DTU Wind Energy has teamed up with a number of Danish researchers and companies to optimise the design of floating wind turbine foundations under the FloatStep project.
The project has received DKK 15.8 million (EUR 2.1 million) in financing from the Danish Innovation Fond. Research is expected to lower the costs and ease the production of the platforms, also through adapting the wind turbines to them.
The partners of the project will develop and test new calculation models for designing the wind turbine floaters.
“The Danish wind sector was a pioneer for offshore wind energy and has all opportunities to take the lead on floating wind turbines as well. We will contribute to this in FloatStep,” said project manager Henrik Bredmose, who is a professor at DTU Wind Energy.
Rune Rubak, who is responsible for Loads and Control in Offshore Technology at Siemens Gamesa Renewable Energy A/S, is part of the project.

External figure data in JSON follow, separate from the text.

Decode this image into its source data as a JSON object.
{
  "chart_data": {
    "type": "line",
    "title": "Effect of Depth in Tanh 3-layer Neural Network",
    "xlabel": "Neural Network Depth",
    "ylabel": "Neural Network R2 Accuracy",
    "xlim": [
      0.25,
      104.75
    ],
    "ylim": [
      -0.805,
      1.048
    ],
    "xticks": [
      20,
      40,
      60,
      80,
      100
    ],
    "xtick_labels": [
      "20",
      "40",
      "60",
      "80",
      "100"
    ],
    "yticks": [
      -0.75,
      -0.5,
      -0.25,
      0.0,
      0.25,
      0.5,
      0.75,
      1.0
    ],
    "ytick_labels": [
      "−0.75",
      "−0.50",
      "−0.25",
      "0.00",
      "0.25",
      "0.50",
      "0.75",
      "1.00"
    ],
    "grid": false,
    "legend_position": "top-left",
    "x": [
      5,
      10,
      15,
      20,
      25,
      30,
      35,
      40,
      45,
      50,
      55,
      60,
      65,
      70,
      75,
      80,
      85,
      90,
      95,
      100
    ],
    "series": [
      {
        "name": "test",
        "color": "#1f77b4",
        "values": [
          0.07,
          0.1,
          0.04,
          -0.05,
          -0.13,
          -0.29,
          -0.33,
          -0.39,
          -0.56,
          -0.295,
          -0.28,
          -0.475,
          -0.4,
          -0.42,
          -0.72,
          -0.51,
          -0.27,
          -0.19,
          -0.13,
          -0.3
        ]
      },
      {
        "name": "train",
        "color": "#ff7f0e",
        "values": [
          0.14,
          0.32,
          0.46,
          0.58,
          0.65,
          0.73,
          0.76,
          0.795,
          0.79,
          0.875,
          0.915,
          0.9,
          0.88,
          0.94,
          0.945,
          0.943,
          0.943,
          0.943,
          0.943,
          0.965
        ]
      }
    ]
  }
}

“We want to strengthen our collaboration with the involved partners and sustain our position as leader within the area. This project can contribute to that,” Rubak said.
The researchers are amongst other things going to develop new engineering models for the calculation of how very powerful waves affect the floater and the moorings holding it in place.
The Danish TetraSpar floater developed by Stiesdal Offshore Technologies is included in FloatStep as an ongoing calculation example. Stiesdal contributes for example with data from the initial full-scale version of the floater.
“We look forward to validate and fine-tune our calculation models in a strong consortium counting both the industry and knowledge-intensive players. Through a combination of model tests, advanced calculations and analyses of full scale data, we will make it all the way around,” said Bredmose.